An official in Chechnya's pro-Moscow administration, speaking on condition of anonymity, put the total
number of bodies at 80.
Russia is trying to stamp out resistance by independence fighters in the Caucasus Mountains region. Large-scale fighting stopped months ago, but raids by small bands of insurgents have prompted federal troops to sweep through towns and villages seizing fighting-age men and sometimes women.
Many have been released after days in grim detention facilities; others have been charged with a crime. But scores have disappeared without a trace -- or have turned up dead.
"People have been vanishing, and now more and more often the graves of people seized by federal forces are being found," said Tatyana Kasatkina, one of Memorial's leaders.
The fear of arrest keeps most Chechens in their homes after dark, residents say. As the sun begins to set, the streets of the Chechen capital grow deserted except for military patrols.
Several mass graves of people allegedly detained by federal forces have been uncovered in recent months, Memorial has charged, but the burial ground outside Khankala seems the biggest yet.
Most of the bodies scattered around the ruined summer cottage neighborhood of Zdorovye, also known as Dachny, bore execution-style gunshot or stab wounds, according to Memorial experts.
At a news conference Monday, Memorial leaders displayed photographs of bodies lying in the makeshift Grozny morgue, showing what appeared to be the blindfolded faces of victims with slashed throats and hands tied behind their backs.
Some were scalped or were missing ears -- an apparent reflection of a grisly souvenir-collecting practice.
An initial forensic examination indicated that the bodies were dumped over a perioof about a year, with the latest arriving perhaps six weeks ago, officials said.
Government statements have been conflicting, with officials suggesting that the bodies were those of rebels killed in fighting.
But some of the bodies identified by relatives are those of people detained as recently as December, Memorial said in a statement, calling the official account "absurd."
Pro-Russian authorities in Chechnya announced the discovery of the bodies Feb. 25. But news of the burial site apparently spread days or weeks before, and families have started to go to Khankala in search of missing relatives.
Odes Metayev was detained Dec. 12. Last month, his family found his body at Dachny "in a half-ruined summer cottage, lying by the front porch," his brother Abdurashid said.
"When I stumbled on him, he was lying on his stomach, with his hands tied behind his back," the brother said in comments reported by Memorial. "His ear was missing, and there was a blindfold on his eyes. His ear was cut off while he was still alive, because his face was covered with blood."

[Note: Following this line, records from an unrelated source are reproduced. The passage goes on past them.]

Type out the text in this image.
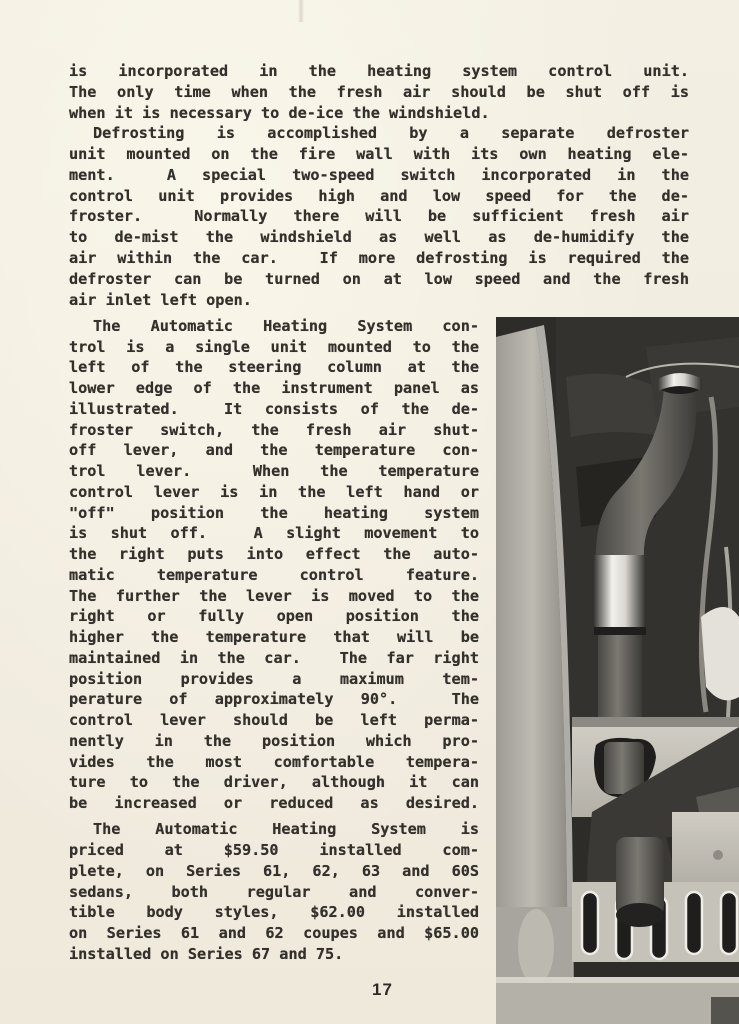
is incorporated in the heating system control unit.
The only time when the fresh air should be shut off is
when it is necessary to de-ice the windshield.
Defrosting is accomplished by a separate defroster
unit mounted on the fire wall with its own heating ele-
ment.  A special two-speed switch incorporated in the
control unit provides high and low speed for the de-
froster.  Normally there will be sufficient fresh air
to de-mist the windshield as well as de-humidify the
air within the car.  If more defrosting is required the
defroster can be turned on at low speed and the fresh
air inlet left open.
The Automatic Heating System con-
trol is a single unit mounted to the
left of the steering column at the
lower edge of the instrument panel as
illustrated.  It consists of the de-
froster switch, the fresh air shut-
off lever, and the temperature con-
trol lever.  When the temperature
control lever is in the left hand or
"off" position the heating system
is shut off.  A slight movement to
the right puts into effect the auto-
matic temperature control feature.
The further the lever is moved to the
right or fully open position the
higher the temperature that will be
maintained in the car.  The far right
position provides a maximum tem-
perature of approximately 90°.  The
control lever should be left perma-
nently in the position which pro-
vides the most comfortable tempera-
ture to the driver, although it can
be increased or reduced as desired.
The Automatic Heating System is
priced at $59.50 installed com-
plete, on Series 61, 62, 63 and 60S
sedans, both regular and conver-
tible body styles, $62.00 installed
on Series 61 and 62 coupes and $65.00
installed on Series 67 and 75.
17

Chechen civilians and human rights activists say the military has perfected a practice of selling bodies to grieving relatives through a network of Chechen intermediaries -- a corrupt commerce flourishing amid the mutual hatred of the war.
"The trade in detained people and in corpses has acquired a mass nature in Chechnya," Orlov told the news conference. "You have a relative missing they will display bodies ... If you see one of your (relatives) pay and take him away."